We detect list poison....
> diff --git a/mm/slab.h b/mm/slab.h
> index 6c6fe6d630ce..7681e71d9a13 100644
> --- a/mm/slab.h
> +++ b/mm/slab.h
> @@ -73,6 +73,10 @@ struct slab {
> struct {
> unsigned inuse:16;
> unsigned objects:15;
> + /*
> + * Reuse frozen bit for slab with debug enabled:
"If slab debugging is enabled then the frozen bit can bereused to
indicate that the slab was corrupted"
> index 5b832512044e..b9265e9f11aa 100644
> --- a/mm/slub.c
> +++ b/mm/slub.c
> @@ -1423,6 +1423,11 @@ static int check_slab(struct kmem_cache *s, struct slab *slab)
> slab->inuse, slab->objects);
> return 0;
> }
> + if (slab->frozen) {
> + slab_err(s, slab, "Corrupted slab");
"Slab folio disabled due to metadata corruption" ?
> @@ -2744,7 +2750,10 @@ static void *alloc_single_from_partial(struct kmem_cache *s,
> slab->inuse++;
>
> if (!alloc_debug_processing(s, slab, object, orig_size)) {
> - remove_partial(n, slab);
> + if (folio_test_slab(slab_folio(slab))) {
Does folio_test_slab test for the frozen bit??

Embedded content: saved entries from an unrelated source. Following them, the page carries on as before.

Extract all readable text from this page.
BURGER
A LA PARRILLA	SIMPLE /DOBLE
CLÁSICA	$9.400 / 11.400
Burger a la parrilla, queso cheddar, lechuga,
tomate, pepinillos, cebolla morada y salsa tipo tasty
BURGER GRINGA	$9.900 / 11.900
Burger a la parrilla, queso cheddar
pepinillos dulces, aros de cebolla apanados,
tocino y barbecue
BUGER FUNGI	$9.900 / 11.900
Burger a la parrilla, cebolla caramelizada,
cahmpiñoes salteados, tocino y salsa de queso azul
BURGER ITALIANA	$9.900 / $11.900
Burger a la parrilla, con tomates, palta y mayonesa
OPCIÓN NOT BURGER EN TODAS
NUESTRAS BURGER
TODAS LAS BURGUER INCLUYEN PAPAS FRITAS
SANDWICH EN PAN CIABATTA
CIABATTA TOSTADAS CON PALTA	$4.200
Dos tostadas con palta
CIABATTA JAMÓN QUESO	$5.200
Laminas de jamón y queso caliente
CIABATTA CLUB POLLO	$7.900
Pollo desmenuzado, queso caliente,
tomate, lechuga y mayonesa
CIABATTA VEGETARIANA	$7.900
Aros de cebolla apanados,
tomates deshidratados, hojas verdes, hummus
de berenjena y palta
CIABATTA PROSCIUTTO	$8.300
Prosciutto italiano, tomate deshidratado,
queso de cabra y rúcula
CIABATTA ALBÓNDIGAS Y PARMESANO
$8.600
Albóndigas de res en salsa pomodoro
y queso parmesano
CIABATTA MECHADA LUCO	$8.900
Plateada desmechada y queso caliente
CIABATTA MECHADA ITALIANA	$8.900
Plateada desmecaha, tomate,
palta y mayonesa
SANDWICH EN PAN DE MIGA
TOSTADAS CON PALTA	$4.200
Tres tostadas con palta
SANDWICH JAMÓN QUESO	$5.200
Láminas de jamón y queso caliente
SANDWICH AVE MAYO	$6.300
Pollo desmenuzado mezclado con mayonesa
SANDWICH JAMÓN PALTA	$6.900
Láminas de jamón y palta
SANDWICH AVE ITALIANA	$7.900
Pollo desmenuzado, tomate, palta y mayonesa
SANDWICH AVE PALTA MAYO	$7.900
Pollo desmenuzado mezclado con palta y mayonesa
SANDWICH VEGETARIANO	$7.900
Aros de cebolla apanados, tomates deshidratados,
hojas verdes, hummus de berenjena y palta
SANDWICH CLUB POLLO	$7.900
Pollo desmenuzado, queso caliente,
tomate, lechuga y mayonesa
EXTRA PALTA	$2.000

On 24/10/11 11:07AM, Christoph Lameter (Ampere) wrote:
> On Fri, 11 Oct 2024, yuan.gao wrote:
>
> > When an object belonging to the slab got freed later, the remove_full()
> > function is called. Because the slab is neither on the partial list nor
> > on the full list, it eventually lead to a list corruption.
>
> We detect list poison....
>
> > diff --git a/mm/slab.h b/mm/slab.h
> > index 6c6fe6d630ce..7681e71d9a13 100644
> > --- a/mm/slab.h
> > +++ b/mm/slab.h
> > @@ -73,6 +73,10 @@ struct slab {
> > struct {
> > unsigned inuse:16;
> > unsigned objects:15;
> > + /*
> > + * Reuse frozen bit for slab with debug enabled:
>
> "If slab debugging is enabled then the frozen bit can bereused to
> indicate that the slab was corrupted"
>
> > index 5b832512044e..b9265e9f11aa 100644
> > --- a/mm/slub.c
> > +++ b/mm/slub.c
> > @@ -1423,6 +1423,11 @@ static int check_slab(struct kmem_cache *s, struct slab *slab)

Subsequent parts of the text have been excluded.